Trotsky was a hero to some, a ruthless demon to others. To Stalin, he was such a threat that he warranted murder by pickax. This polarizing figure set up a world conflict that lasted through the twentieth century, and in Trotsky: A Graphic Biography, the renowned comic artist Rick Geary uses his distinct style to depict the stark reality of the man and his times. Trotsky's life becomes a guide to the creation of the Soviet Union, the horrors of World War I, and the establishment of international communism as he, Lenin, and their fellow Bolsheviks rise from persecution and a life underground to the height of political power.

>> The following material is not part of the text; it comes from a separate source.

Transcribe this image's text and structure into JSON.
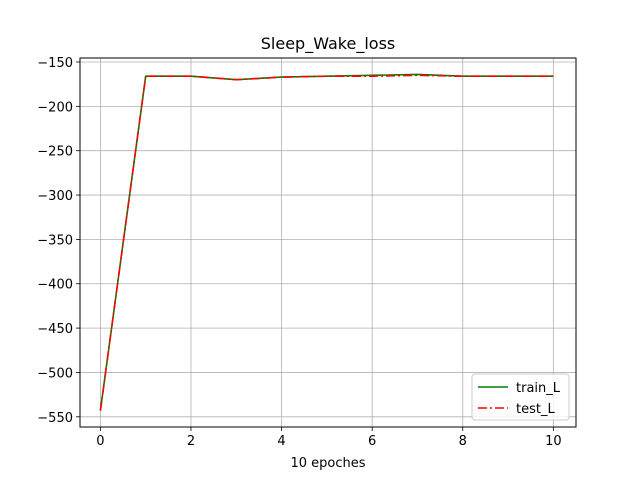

Ranging from his boyhood in the Ukraine to his fallout with Stalin and his moonlight romance with Frida Kahlo, Trotsky is a stunning look at one of the twentieth century's most important thinkers and the far-reaching political trends that he launched.

The Venona Secrets

The Venona Secrets
Author: Herbert Romerstein,Eric Breindel
Publsiher: Simon and Schuster
Total Pages: 608
Release: 2001-10-01
Genre: History
ISBN: 9781596987326

Download The Venona Secrets Book in PDF, Epub and Kindle

The Venona Secrets presents one of the last great, untold stories of World War II and the Cold War. In 1995, secret Soviet cable traffic from the 1940s that the United States intercepted and eventually decrypted finally became available to American historians. Now, after spending more than five years researching all the available evidence, espionage experts Herbert Romerstein and Eric Breindel reveal the full, shocking story of the days when Soviet spies ran their fingers through America's atomic-age secrets. Included in The Venona Secrets are the details of the spying activities that reached from Harry Hopkins in Franklin Roosevelt s White House to Alger Hiss in the State Department to Harry Dexter White in the Treasury. More than that, The Venona Secrets exposes: information that links Albert Einstein to Soviet intelligence and conclusive evidence showing that J. Robert Oppenheimer gave Moscow our atomic secrets How Soviet espionage reached its height when the United States and the Soviet Union were supposedly allies in World War II The previously unsuspected vast network of Soviet spies in America How the Venona documents confirm the controversial revelations made in the 1940s by former Soviet agents Whittaker Chambers and Elizabeth Bentley. The role of the American Communist Party in supporting and directing Soviet agents How Stalin s paranoia had him target Jews (code-named Rats ) and Trotskyites even after Trotsky s death How the Soviets penetrated America s own intelligence services The Venona Secrets is a masterful compendium of spy versus spy that puts the Venona transcripts in context with secret FBI reports, congressional investigations, and documents recently uncovered in the former Soviet archives. Romerstein and Breindel cast a spotlight on one of the most shadowy episodes in recent American history a past when treason infected Washington and Soviet agents were shielded, either wittingly or unwittingly, by our very own government officials.